Although morphea can result in functional and cosmetic impairment, it is rarely life-threatening. The disease may be self-limited in some individuals; however, it more commonly follows a chronic or relapsing–remitting course, leading to a substantial cumulative disease burden over time. Given the wide range of vaccines reported in association with morphea, it has been suggested that injection-related trauma or vaccine preservatives, rather than specific vaccine antigens, may act as potential triggers. Mechanical trauma from vaccination may initiate an exaggerated wound-healing response, resulting in dysregulated fibrosis.

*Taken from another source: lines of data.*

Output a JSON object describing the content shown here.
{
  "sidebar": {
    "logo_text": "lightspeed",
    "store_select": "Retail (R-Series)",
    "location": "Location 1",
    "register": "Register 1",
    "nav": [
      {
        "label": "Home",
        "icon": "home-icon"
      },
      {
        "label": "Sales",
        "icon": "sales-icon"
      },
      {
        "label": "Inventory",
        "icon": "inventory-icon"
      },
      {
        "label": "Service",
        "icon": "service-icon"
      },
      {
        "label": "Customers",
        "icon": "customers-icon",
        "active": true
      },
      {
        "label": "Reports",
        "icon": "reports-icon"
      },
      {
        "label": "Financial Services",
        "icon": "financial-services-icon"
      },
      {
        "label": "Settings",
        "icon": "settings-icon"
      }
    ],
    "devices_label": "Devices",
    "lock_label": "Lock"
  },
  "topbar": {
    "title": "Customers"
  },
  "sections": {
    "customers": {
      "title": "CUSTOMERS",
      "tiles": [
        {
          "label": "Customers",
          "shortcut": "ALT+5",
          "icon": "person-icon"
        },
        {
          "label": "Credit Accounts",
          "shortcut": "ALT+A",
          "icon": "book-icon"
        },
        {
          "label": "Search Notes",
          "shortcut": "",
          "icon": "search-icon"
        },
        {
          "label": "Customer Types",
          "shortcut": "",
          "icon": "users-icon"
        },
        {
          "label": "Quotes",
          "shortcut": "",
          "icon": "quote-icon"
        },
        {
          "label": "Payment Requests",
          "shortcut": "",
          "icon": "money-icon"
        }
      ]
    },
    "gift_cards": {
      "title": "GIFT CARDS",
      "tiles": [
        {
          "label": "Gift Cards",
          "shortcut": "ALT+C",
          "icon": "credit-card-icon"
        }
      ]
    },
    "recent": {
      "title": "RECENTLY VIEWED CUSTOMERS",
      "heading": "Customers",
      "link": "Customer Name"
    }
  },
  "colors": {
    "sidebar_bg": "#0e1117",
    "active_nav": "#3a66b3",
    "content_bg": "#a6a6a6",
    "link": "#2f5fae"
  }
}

UVA1 phototherapy is an effective therapeutic modality for the management of inflammatory and sclerosing cutaneous disorders, including morphea.

PATIENT PERSPECTIVE

Before starting the treatment, my skin felt very tight and hard, which made it difficult for me to move comfortably and do activities of daily living. I cannot play sports with my friends due to the limitation of movement. When I started phototherapy, I did not know what to expect, but the treatments were generally tolerated. One downside was I had to stand up for a long period of time since the duration of treatment became progressive over time. During my phototherapy sessions, I watched short films to keep myself entertained, which helped pass the time without me noticing it. After completing the treatment, I noticed that my skin became softer and less tight. I was able to move more easily, and my daily activities were less difficult. I felt relieved and more confident with the improvement.